We talked to an atheist from the area that wanted to come forward with his story.
Stuart VanDyke was raised as a Christian by his parents.
“I was taken to church as a baby,” he said, “and I remember Sunday school from about the age of four to, maybe, seven. I stopped attending church between the ages of seven and 13. Then [my grandmother] asked me if I wanted to go to church and I went with her for the next two years. After about age 15, I was asked if I wanted to continue going to church and I decided to stop attending.”
He said: “I was always taught to figure out things for myself and question what I hear and read,” which led him to atheism.
He became an atheist around the age of 18, but began researching other religions and questioning Christianity around the age of 16. By 19, after researching and examining several religions, he said: “I realized they were all designed mostly the same way—that they were written by man and they were used to control the population.”

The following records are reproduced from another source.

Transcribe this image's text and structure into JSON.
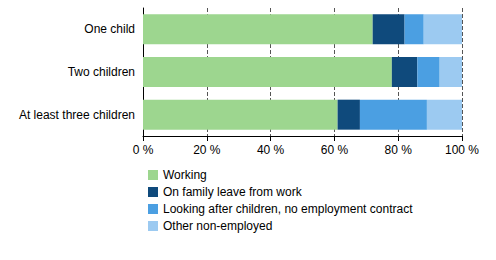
{
  "chart_data": {
    "type": "bar",
    "orientation": "horizontal",
    "stacked": true,
    "grid": true,
    "legend": "bottom",
    "categories": [
      "One child",
      "Two children",
      "At least three children"
    ],
    "series": [
      {
        "name": "Working",
        "color": "#9dd68f",
        "values": [
          72,
          78,
          61
        ]
      },
      {
        "name": "On family leave from work",
        "color": "#0f4a7c",
        "values": [
          10,
          8,
          7
        ]
      },
      {
        "name": "Looking after children, no employment contract",
        "color": "#4b9fe2",
        "values": [
          6,
          7,
          21
        ]
      },
      {
        "name": "Other non-employed",
        "color": "#9ccaf1",
        "values": [
          12,
          7,
          11
        ]
      }
    ],
    "xlim": [
      0,
      100
    ],
    "xticks": [
      {
        "value": 0,
        "label": "0 %"
      },
      {
        "value": 20,
        "label": "20 %"
      },
      {
        "value": 40,
        "label": "40 %"
      },
      {
        "value": 60,
        "label": "60 %"
      },
      {
        "value": 80,
        "label": "80 %"
      },
      {
        "value": 100,
        "label": "100 %"
      }
    ]
  }
}
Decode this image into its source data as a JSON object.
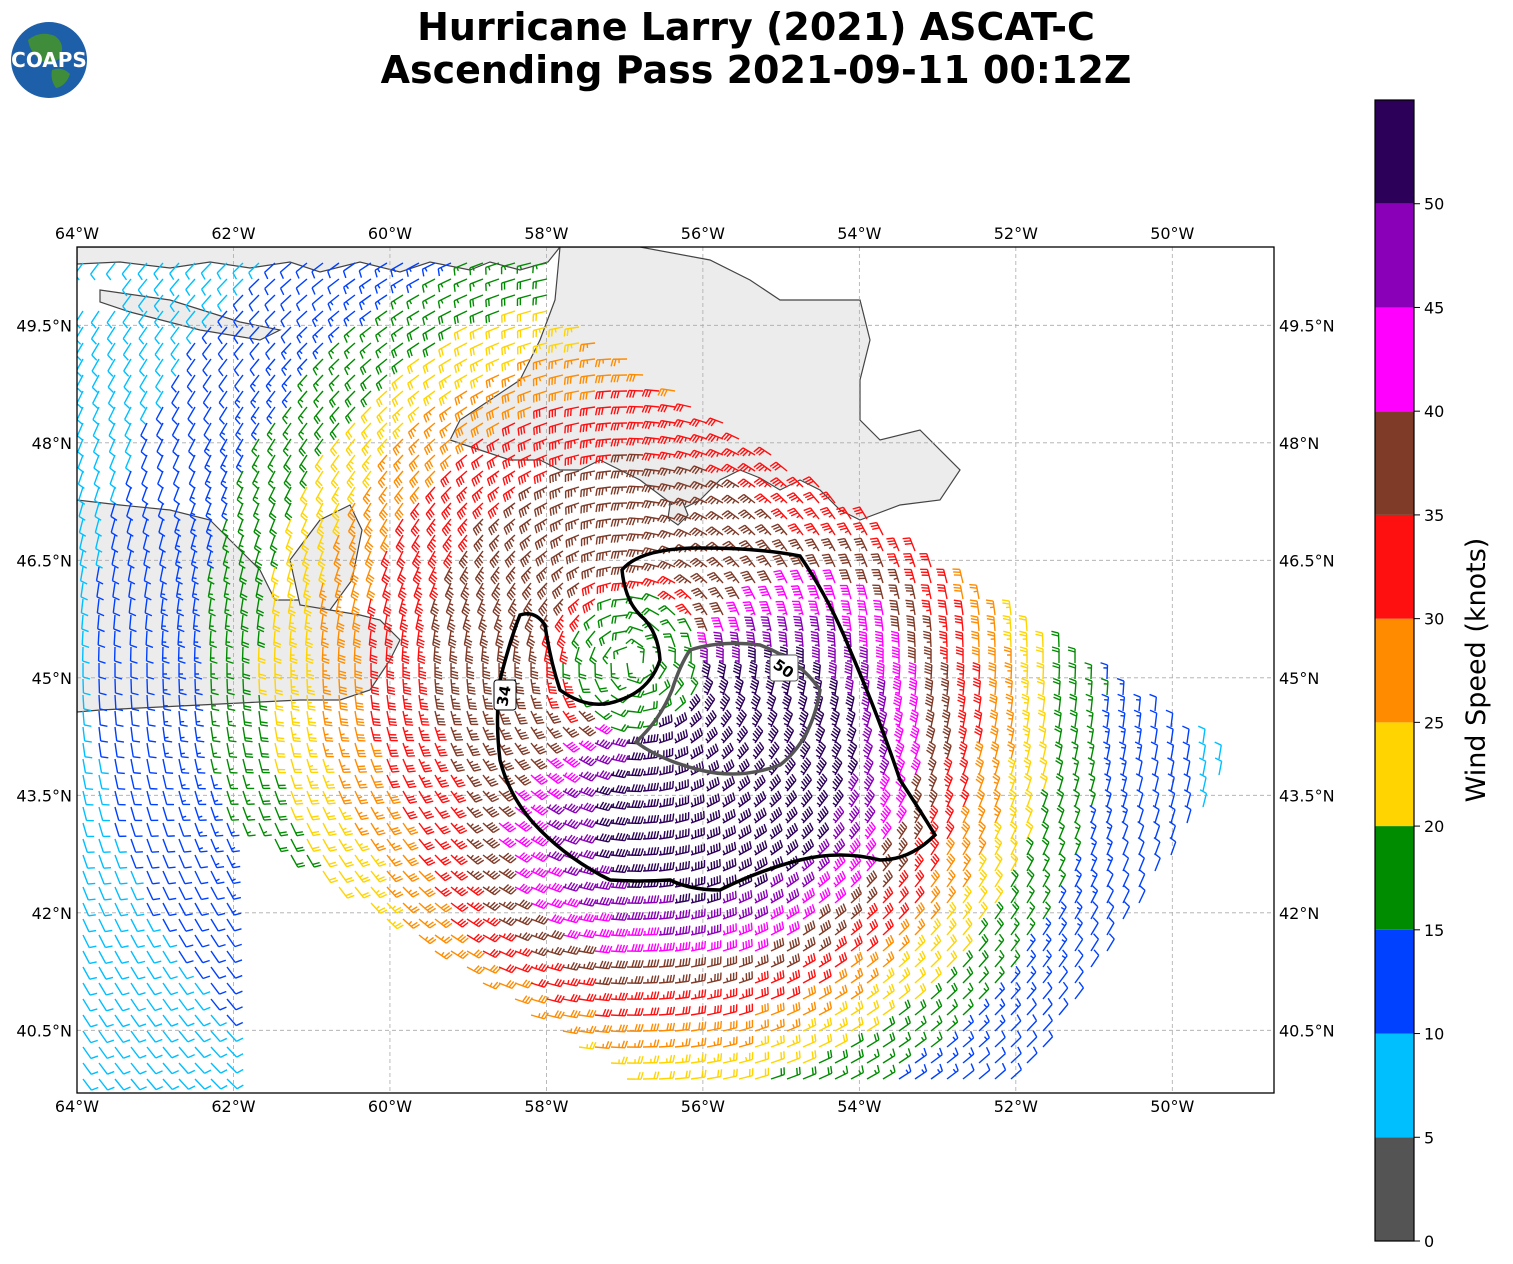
{
  "title": {
    "line1": "Hurricane Larry (2021) ASCAT-C",
    "line2": "Ascending Pass 2021-09-11 00:12Z"
  },
  "logo": {
    "text": "COAPS",
    "icon": "globe-logo-icon"
  },
  "map": {
    "lon_range": [
      -64,
      -48.7
    ],
    "lat_range": [
      39.7,
      50.5
    ],
    "lon_ticks": [
      {
        "value": -64,
        "label": "64°W"
      },
      {
        "value": -62,
        "label": "62°W"
      },
      {
        "value": -60,
        "label": "60°W"
      },
      {
        "value": -58,
        "label": "58°W"
      },
      {
        "value": -56,
        "label": "56°W"
      },
      {
        "value": -54,
        "label": "54°W"
      },
      {
        "value": -52,
        "label": "52°W"
      },
      {
        "value": -50,
        "label": "50°W"
      }
    ],
    "lat_ticks": [
      {
        "value": 49.5,
        "label": "49.5°N"
      },
      {
        "value": 48,
        "label": "48°N"
      },
      {
        "value": 46.5,
        "label": "46.5°N"
      },
      {
        "value": 45,
        "label": "45°N"
      },
      {
        "value": 43.5,
        "label": "43.5°N"
      },
      {
        "value": 42,
        "label": "42°N"
      },
      {
        "value": 40.5,
        "label": "40.5°N"
      }
    ],
    "grid": true,
    "land_color": "#ececec",
    "storm_center": {
      "lon": -56.9,
      "lat": 45.2
    }
  },
  "contours": [
    {
      "label": "34",
      "color": "#000000"
    },
    {
      "label": "50",
      "color": "#555555"
    }
  ],
  "colorbar": {
    "label": "Wind Speed (knots)",
    "bins": [
      {
        "min": 0,
        "max": 5,
        "color": "#545454"
      },
      {
        "min": 5,
        "max": 10,
        "color": "#00bfff"
      },
      {
        "min": 10,
        "max": 15,
        "color": "#0040ff"
      },
      {
        "min": 15,
        "max": 20,
        "color": "#008c00"
      },
      {
        "min": 20,
        "max": 25,
        "color": "#ffd400"
      },
      {
        "min": 25,
        "max": 30,
        "color": "#ff8c00"
      },
      {
        "min": 30,
        "max": 35,
        "color": "#ff1010"
      },
      {
        "min": 35,
        "max": 40,
        "color": "#7f3a28"
      },
      {
        "min": 40,
        "max": 45,
        "color": "#ff00ff"
      },
      {
        "min": 45,
        "max": 50,
        "color": "#8a00b8"
      },
      {
        "min": 50,
        "max": 55,
        "color": "#2c0058"
      }
    ],
    "tick_labels": [
      "0",
      "5",
      "10",
      "15",
      "20",
      "25",
      "30",
      "35",
      "40",
      "45",
      "50"
    ]
  }
}
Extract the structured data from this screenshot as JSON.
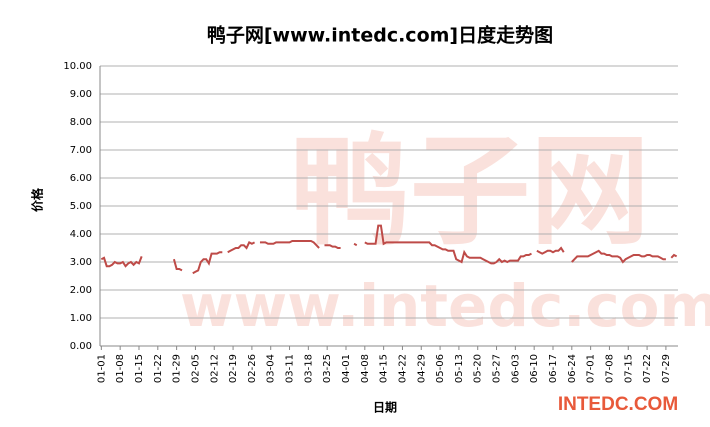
{
  "chart_data": {
    "type": "line",
    "title": "鸭子网[www.intedc.com]日度走势图",
    "x_label": "日期",
    "y_label": "价格",
    "watermarks": [
      "鸭子网",
      "www.intedc.com",
      "INTEDC.COM"
    ],
    "categories": [
      "01-01",
      null,
      null,
      null,
      null,
      null,
      null,
      "01-08",
      null,
      null,
      null,
      null,
      null,
      null,
      "01-15",
      null,
      null,
      null,
      null,
      null,
      null,
      "01-22",
      null,
      null,
      null,
      null,
      null,
      null,
      "01-29",
      null,
      null,
      null,
      null,
      null,
      null,
      "02-05",
      null,
      null,
      null,
      null,
      null,
      null,
      "02-12",
      null,
      null,
      null,
      null,
      null,
      null,
      "02-19",
      null,
      null,
      null,
      null,
      null,
      null,
      "02-26",
      null,
      null,
      null,
      null,
      null,
      null,
      "03-04",
      null,
      null,
      null,
      null,
      null,
      null,
      "03-11",
      null,
      null,
      null,
      null,
      null,
      null,
      "03-18",
      null,
      null,
      null,
      null,
      null,
      null,
      "03-25",
      null,
      null,
      null,
      null,
      null,
      null,
      "04-01",
      null,
      null,
      null,
      null,
      null,
      null,
      "04-08",
      null,
      null,
      null,
      null,
      null,
      null,
      "04-15",
      null,
      null,
      null,
      null,
      null,
      null,
      "04-22",
      null,
      null,
      null,
      null,
      null,
      null,
      "04-29",
      null,
      null,
      null,
      null,
      null,
      null,
      "05-06",
      null,
      null,
      null,
      null,
      null,
      null,
      "05-13",
      null,
      null,
      null,
      null,
      null,
      null,
      "05-20",
      null,
      null,
      null,
      null,
      null,
      null,
      "05-27",
      null,
      null,
      null,
      null,
      null,
      null,
      "06-03",
      null,
      null,
      null,
      null,
      null,
      null,
      "06-10",
      null,
      null,
      null,
      null,
      null,
      null,
      "06-17",
      null,
      null,
      null,
      null,
      null,
      null,
      "06-24",
      null,
      null,
      null,
      null,
      null,
      null,
      "07-01",
      null,
      null,
      null,
      null,
      null,
      null,
      "07-08",
      null,
      null,
      null,
      null,
      null,
      null,
      "07-15",
      null,
      null,
      null,
      null,
      null,
      null,
      "07-22",
      null,
      null,
      null,
      null,
      null,
      null,
      "07-29",
      null,
      null,
      null,
      null
    ],
    "values": [
      3.1,
      3.15,
      2.85,
      2.85,
      2.9,
      3.0,
      2.95,
      2.95,
      3.0,
      2.85,
      2.95,
      3.0,
      2.9,
      3.0,
      2.95,
      3.2,
      null,
      null,
      null,
      null,
      null,
      null,
      null,
      null,
      null,
      null,
      null,
      3.1,
      2.75,
      2.75,
      2.7,
      null,
      null,
      null,
      2.6,
      2.65,
      2.7,
      3.0,
      3.1,
      3.1,
      2.95,
      3.3,
      3.3,
      3.3,
      3.35,
      3.35,
      null,
      3.35,
      3.4,
      3.45,
      3.5,
      3.5,
      3.6,
      3.6,
      3.5,
      3.7,
      3.65,
      3.7,
      null,
      3.7,
      3.7,
      3.7,
      3.65,
      3.65,
      3.65,
      3.7,
      3.7,
      3.7,
      3.7,
      3.7,
      3.7,
      3.75,
      3.75,
      3.75,
      3.75,
      3.75,
      3.75,
      3.75,
      3.75,
      3.7,
      3.6,
      3.5,
      null,
      3.6,
      3.6,
      3.6,
      3.55,
      3.55,
      3.5,
      3.5,
      null,
      null,
      null,
      null,
      3.65,
      3.6,
      null,
      null,
      3.7,
      3.65,
      3.65,
      3.65,
      3.65,
      4.3,
      4.3,
      3.65,
      3.7,
      3.7,
      3.7,
      3.7,
      3.7,
      3.7,
      3.7,
      3.7,
      3.7,
      3.7,
      3.7,
      3.7,
      3.7,
      3.7,
      3.7,
      3.7,
      3.7,
      3.6,
      3.6,
      3.55,
      3.5,
      3.45,
      3.45,
      3.4,
      3.4,
      3.4,
      3.1,
      3.05,
      3.0,
      3.35,
      3.2,
      3.15,
      3.15,
      3.15,
      3.15,
      3.15,
      3.1,
      3.05,
      3.0,
      2.95,
      2.95,
      3.0,
      3.1,
      3.0,
      3.05,
      3.0,
      3.05,
      3.05,
      3.05,
      3.05,
      3.2,
      3.2,
      3.25,
      3.25,
      3.3,
      null,
      3.4,
      3.35,
      3.3,
      3.35,
      3.4,
      3.4,
      3.35,
      3.4,
      3.4,
      3.5,
      3.35,
      null,
      null,
      3.0,
      3.1,
      3.2,
      3.2,
      3.2,
      3.2,
      3.2,
      3.25,
      3.3,
      3.35,
      3.4,
      3.3,
      3.3,
      3.25,
      3.25,
      3.2,
      3.2,
      3.2,
      3.15,
      3.0,
      3.1,
      3.15,
      3.2,
      3.25,
      3.25,
      3.25,
      3.2,
      3.2,
      3.25,
      3.25,
      3.2,
      3.2,
      3.2,
      3.15,
      3.1,
      3.1,
      null,
      3.15,
      3.25,
      3.2
    ],
    "color": "#be4b48",
    "ylim": [
      0,
      10
    ],
    "yticks": [
      {
        "value": 0,
        "label": "0.00"
      },
      {
        "value": 1,
        "label": "1.00"
      },
      {
        "value": 2,
        "label": "2.00"
      },
      {
        "value": 3,
        "label": "3.00"
      },
      {
        "value": 4,
        "label": "4.00"
      },
      {
        "value": 5,
        "label": "5.00"
      },
      {
        "value": 6,
        "label": "6.00"
      },
      {
        "value": 7,
        "label": "7.00"
      },
      {
        "value": 8,
        "label": "8.00"
      },
      {
        "value": 9,
        "label": "9.00"
      },
      {
        "value": 10,
        "label": "10.00"
      }
    ],
    "grid": true
  }
}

Like other atheists in the region, Stuart was apprehensive in telling others. “I didn’t tell my parents I was an atheist until I was 21 and my mother still believes it’s her fault that I am one.”
“My mother reacted with shock and anger. She told me, ‘if you ever want to make anything of your life, you’d better quit with the atheistic crap.’
“My father, on the other hand, just told me that there is a reason I am alive and that there is a God—a much more peaceful reaction than my mother’s,” he said.
“Life was tense for the first few months and then it went back to mostly normal.
“My mother thinks it’s just a phase I’m going through and that I will move back toward Christianity once I have my own children. She doesn’t really try to change my mind at all, though.”
Living in a Christian-dominated area is stressful for Stuart. He said he’s often treated differently once they find out he doesn’t attend church.
“The people that live in the Christian-dominated south often shun you for being an atheist. They consider you to be hateful and dangerous until proven otherwise which, with some of them, proving you aren’t a hateful Satan-worshiper is impossible.
“I find that it can help if I hide who I am,” Stuart said, “but I know that I can’t change anyone’s opinions by hiding.”
Stuart said: “Southerners treat atheism as an affront to their God and that they view atheists as being hateful and angry all the time.” This is not always the case. Atheists, as a general rule, are not all determined to sway you from your faith. Stuart just wants the freedom to be open about who he is and not be judged for it.
“I would say to someone in my position, they shouldn’t let themselves be forced into silence by their community and encourage them to not become hateful toward those with whom they disagree.”
People often think fondly of the south for being Christian-dominated, but that also comes with challenges for those that aren’t Christian. Christianity has both a positive and negative influence on the area. It has the potential to produce kinder, more loving people, but it can also cause people to be judgmental toward others.
There is never a cause to be hateful to someone with whom you disagree or to treat them any differently. They are still people and have every right to believe what they choose, same as you.